Em Piracicaba, locais como as margens do Rio Piracicaba (entre os bairros Monte Alegre e Ártemis), ribeirão Piracicamirim, lagoa do Santa Rita, Parque da Rua do Porto e rio Corumbataí receberam placas de alerta sobre o risco da doença.

A Secretaria de Saúde orienta a população a observar sintomas como febre, dores no corpo, náuseas, vômito, diarreia e cansaço, especialmente após visitas a áreas de risco, e procurar atendimento médico imediato.
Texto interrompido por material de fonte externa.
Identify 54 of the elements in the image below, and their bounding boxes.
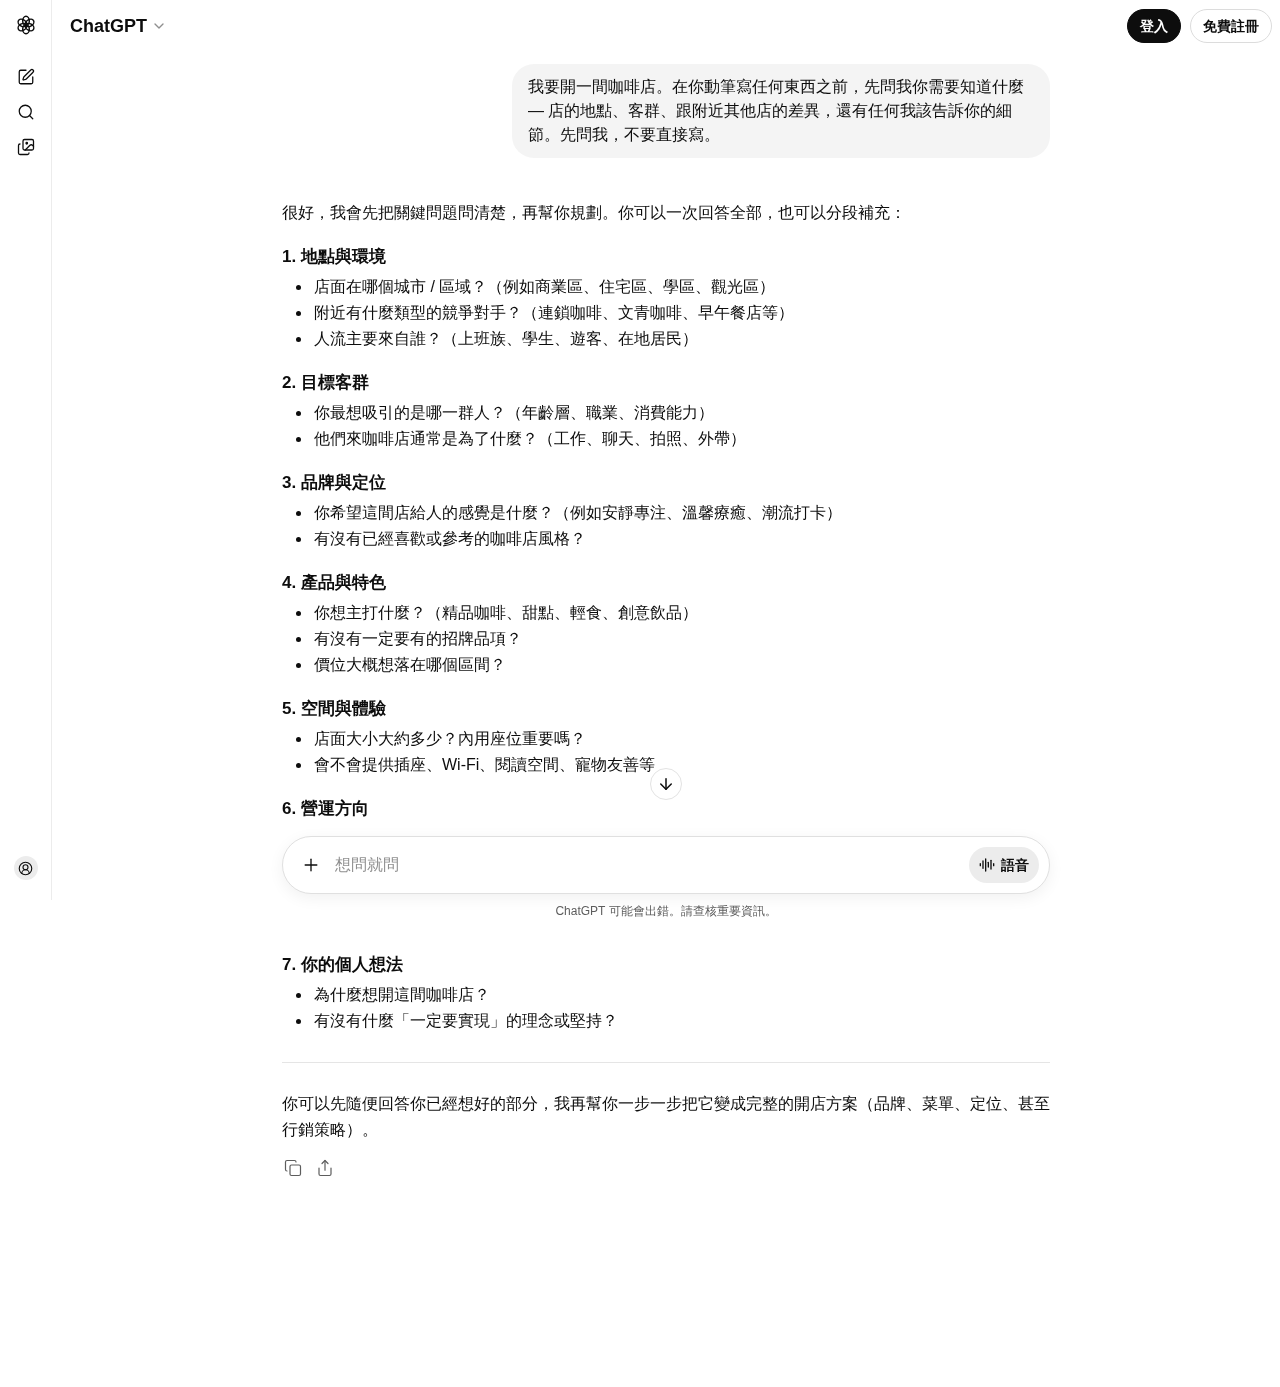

O tratamento com antibióticos é eficaz se iniciado nos dois ou três primeiros dias da infecção; atrasos podem causar complicações graves, incluindo danos a rins, pulmões e sistema nervoso central, podendo levar à morte.

O CCZ realiza ações educativas em escolas, empresas e comunidades, e disponibiliza visitas orientativas mediante solicitação pelo SIP 156 ou pelo telefone (19) 3427-3008.

Entre as medidas de prevenção estão: usar roupas claras, calças e mangas compridas em áreas arborizadas, evitar vegetação alta, conferir regularmente a presença de carrapatos em pessoas e animais, e remover os parasitas com cuidado usando pinça, sem apertá-los, lavando a área após a retirada e higienizando roupas em água quente.